An SDDC will have a number of appliances that manage different aspects of the infrastructure.

Ideas to consider:

  • Use private DNS resolution for vCenter & HCX Manager so that these appliances are accessed from the on-premises network. SRM, vSphere Replication & NSX Manager only support private DNS and private IP connectivity, although NSX Manager can be accessed through the VMC console as well.
  • Link an on-premises identity source to vCenter using either the Cloud Gateway appliance or an LDAP connection, to use existing accounts for access to vCenter.
  • Adding individual user accounts to the Administrators group, rather than importing an Active Directory group, helps separate authorization from authentication, reducing attack vectors in case of Active Directory compromise.
  • Use tiered access models where everyday tasks can be handled by regular accounts/group access, but any privileged access should use a separate account, individually added to the vCenter group.
  • If HCX has been enabled on the SDDC, remove any unused Public IPs (for example if HCX is being connected over a Direct Connect).
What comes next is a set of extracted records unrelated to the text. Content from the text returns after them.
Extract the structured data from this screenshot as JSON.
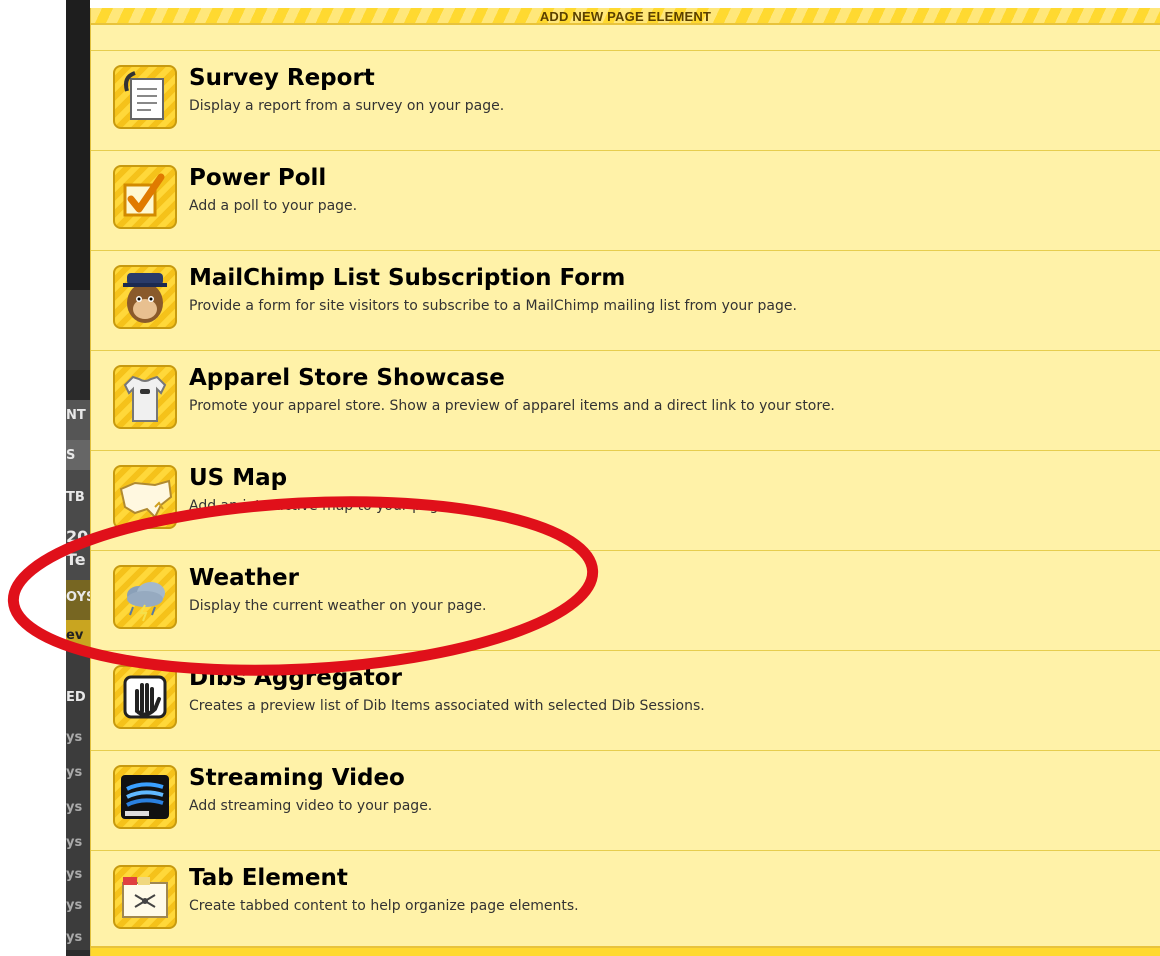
{
  "panel": {
    "title": "ADD NEW PAGE ELEMENT"
  },
  "background_fragments": [
    "NT",
    "S",
    "TB",
    "20",
    "Te",
    "OYS",
    "ev",
    "ED",
    "ys",
    "ys",
    "ys",
    "ys",
    "ys",
    "ys",
    "ys"
  ],
  "items": [
    {
      "title": "Survey Report",
      "description": "Display a report from a survey on your page.",
      "icon": "survey-report-icon"
    },
    {
      "title": "Power Poll",
      "description": "Add a poll to your page.",
      "icon": "power-poll-icon"
    },
    {
      "title": "MailChimp List Subscription Form",
      "description": "Provide a form for site visitors to subscribe to a MailChimp mailing list from your page.",
      "icon": "mailchimp-icon"
    },
    {
      "title": "Apparel Store Showcase",
      "description": "Promote your apparel store. Show a preview of apparel items and a direct link to your store.",
      "icon": "tshirt-icon"
    },
    {
      "title": "US Map",
      "description": "Add an interactive map to your page.",
      "icon": "us-map-icon"
    },
    {
      "title": "Weather",
      "description": "Display the current weather on your page.",
      "icon": "weather-icon"
    },
    {
      "title": "Dibs Aggregator",
      "description": "Creates a preview list of Dib Items associated with selected Dib Sessions.",
      "icon": "dibs-hand-icon"
    },
    {
      "title": "Streaming Video",
      "description": "Add streaming video to your page.",
      "icon": "streaming-video-icon"
    },
    {
      "title": "Tab Element",
      "description": "Create tabbed content to help organize page elements.",
      "icon": "tab-element-icon"
    }
  ],
  "annotation": {
    "shape": "ellipse",
    "color": "#e0101a",
    "target": "Weather"
  }
}
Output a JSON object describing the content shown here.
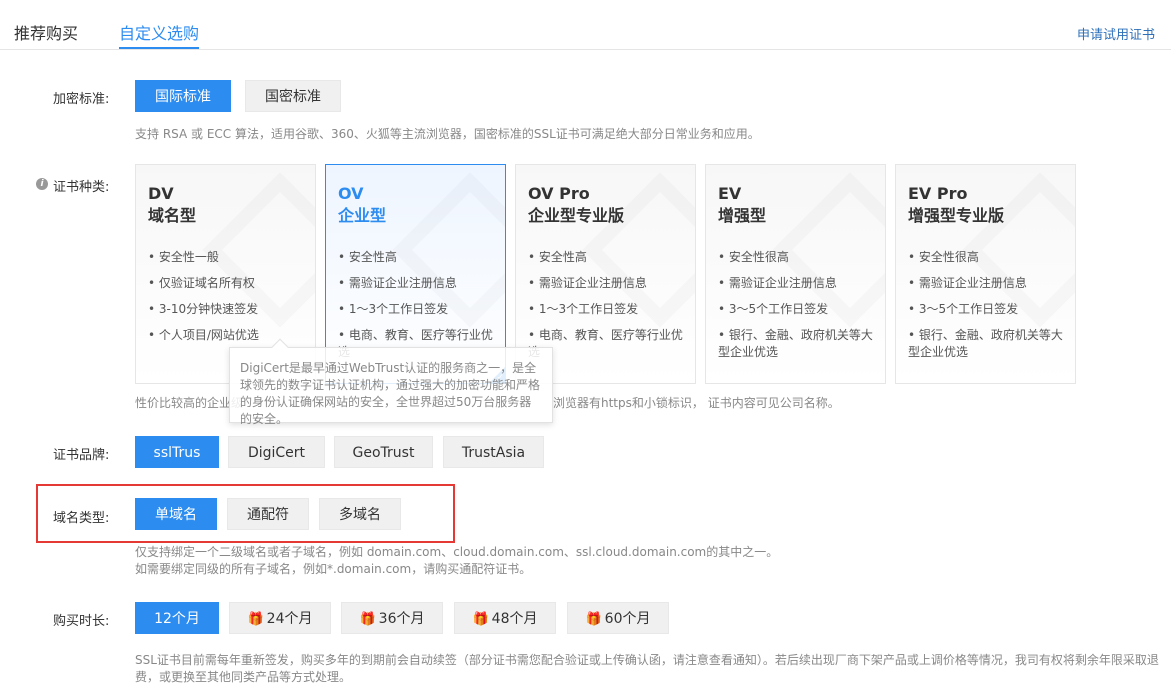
{
  "tabs": [
    {
      "label": "推荐购买"
    },
    {
      "label": "自定义选购"
    }
  ],
  "trial_link": "申请试用证书",
  "encryption": {
    "label": "加密标准:",
    "options": [
      "国际标准",
      "国密标准"
    ],
    "selected": "国际标准",
    "hint": "支持 RSA 或 ECC 算法，适用谷歌、360、火狐等主流浏览器，国密标准的SSL证书可满足绝大部分日常业务和应用。"
  },
  "cert_type": {
    "label": "证书种类:",
    "selected": "OV",
    "cards": [
      {
        "name": "DV",
        "subtitle": "域名型",
        "features": [
          "• 安全性一般",
          "• 仅验证域名所有权",
          "• 3-10分钟快速签发",
          "• 个人项目/网站优选"
        ]
      },
      {
        "name": "OV",
        "subtitle": "企业型",
        "features": [
          "• 安全性高",
          "• 需验证企业注册信息",
          "• 1～3个工作日签发",
          "• 电商、教育、医疗等行业优选"
        ]
      },
      {
        "name": "OV Pro",
        "subtitle": "企业型专业版",
        "features": [
          "• 安全性高",
          "• 需验证企业注册信息",
          "• 1～3个工作日签发",
          "• 电商、教育、医疗等行业优选"
        ]
      },
      {
        "name": "EV",
        "subtitle": "增强型",
        "features": [
          "• 安全性很高",
          "• 需验证企业注册信息",
          "• 3～5个工作日签发",
          "• 银行、金融、政府机关等大型企业优选"
        ]
      },
      {
        "name": "EV Pro",
        "subtitle": "增强型专业版",
        "features": [
          "• 安全性很高",
          "• 需验证企业注册信息",
          "• 3～5个工作日签发",
          "• 银行、金融、政府机关等大型企业优选"
        ]
      }
    ],
    "hint_left": "性价比较高的企业级",
    "hint_right": "浏览器有https和小锁标识， 证书内容可见公司名称。"
  },
  "tooltip": {
    "text": "DigiCert是最早通过WebTrust认证的服务商之一，是全球领先的数字证书认证机构，通过强大的加密功能和严格的身份认证确保网站的安全，全世界超过50万台服务器的安全。"
  },
  "brand": {
    "label": "证书品牌:",
    "options": [
      "sslTrus",
      "DigiCert",
      "GeoTrust",
      "TrustAsia"
    ],
    "selected": "sslTrus"
  },
  "domain_type": {
    "label": "域名类型:",
    "options": [
      "单域名",
      "通配符",
      "多域名"
    ],
    "selected": "单域名",
    "hint_line1": "仅支持绑定一个二级域名或者子域名，例如 domain.com、cloud.domain.com、ssl.cloud.domain.com的其中之一。",
    "hint_line2": "如需要绑定同级的所有子域名，例如*.domain.com，请购买通配符证书。"
  },
  "duration": {
    "label": "购买时长:",
    "options": [
      "12个月",
      "24个月",
      "36个月",
      "48个月",
      "60个月"
    ],
    "selected": "12个月",
    "gift_icon": "gift-icon",
    "hint_line1": "SSL证书目前需每年重新签发，购买多年的到期前会自动续签（部分证书需您配合验证或上传确认函，请注意查看通知）。若后续出现厂商下架产品或上调价格等情况，我司有权将剩余年限采取退",
    "hint_line2": "费，或更换至其他同类产品等方式处理。"
  },
  "colors": {
    "accent": "#2d8cf0",
    "highlight_border": "#e53935",
    "gift": "#f5a623"
  }
}
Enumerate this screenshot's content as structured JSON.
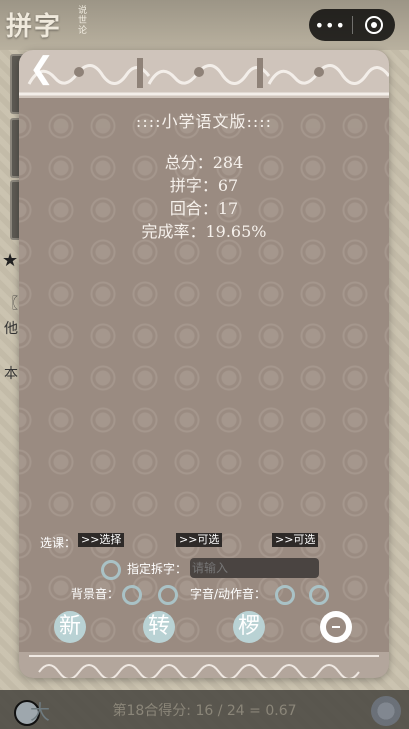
{
  "background": {
    "title": "拼字",
    "subtitle": "说世论",
    "star": "★",
    "text1": "〖",
    "text2": "他",
    "text3": "本",
    "bottom_bar_text": "第18合得分: 16 / 24 = 0.67",
    "bottom_left_char": "大"
  },
  "capsule": {
    "more_label": "•••",
    "close_icon": "target-icon"
  },
  "dialog": {
    "back_label": "❮",
    "title": "::::小学语文版::::",
    "stats": {
      "total": "总分：284",
      "pinzi": "拼字：67",
      "rounds": "回合：17",
      "rate": "完成率：19.65%"
    },
    "lesson": {
      "label": "选课：",
      "pick1": ">>选择",
      "pick2": ">>可选",
      "pick3": ">>可选"
    },
    "specify": {
      "label": "指定拆字：",
      "placeholder": "请输入"
    },
    "sound": {
      "bgm_label": "背景音：",
      "fx_label": "字音/动作音："
    },
    "actions": {
      "new": "新",
      "switch": "转",
      "hint": "椤"
    }
  },
  "colors": {
    "dialog_bg": "#9a8b81",
    "ring": "#a9c2c6",
    "action_btn": "#b9d2d4"
  }
}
  • Access to management components should not depend solely on IP address restrictions, as the compromise of an administrator desktop often also includes the compromise of the administrator’s credentials, too. A bastion host or “jump box” solution may be implemented with multi-factor authentication. The Management Gateway firewall should then have appropriate restrictions on management services, allowing only the bastion host access. Appropriate hardening and monitoring should be applied to bastion hosts, including considerations for the compromise of an organizations central Active Directory or authentication source. Use of separate administrator accounts is also recommended as a way to help identify the presence of attackers. The compromise of an administrator’s regular desktop account would not automatically lead to the compromise of infrastructure, and may force the attacker to generate login failures which can be monitored.
  • Limit connectivity to the SDDC’s ESXi hosts for destinations using the services required:
  • vMotion can be proxied through HCX for a controlled, secure channel.
  • VM Remote Console access is proxied through vCenter Server. Direct access to ESXi hosts by VM administrators is not required nor desired. Workload administrators should access guest OSes using Remote Desktop console functionality, or through direct SSH to the guest OS. This helps simplify firewall rulesets and access control for both the workload and the infrastructure.
  • IPFix data will originate from SDDC ESXi hosts, and traffic should be restricted through the on-premises firewall to only the IPFix collectors.
  • Port Mirroring traffic also originates from the SDDC ESXi hosts in a GRE tunnel, and traffic should be restricted through the on-premises firewall to only the necessary ERSPAN destinations.
  • vSphere Replication traffic will originate from the SDDC ESXi hosts and traffic should be restricted through the on-premises (or destination SDDC Management gateway) firewall to only the necessary vSphere Replication appliances where VMs are being protected.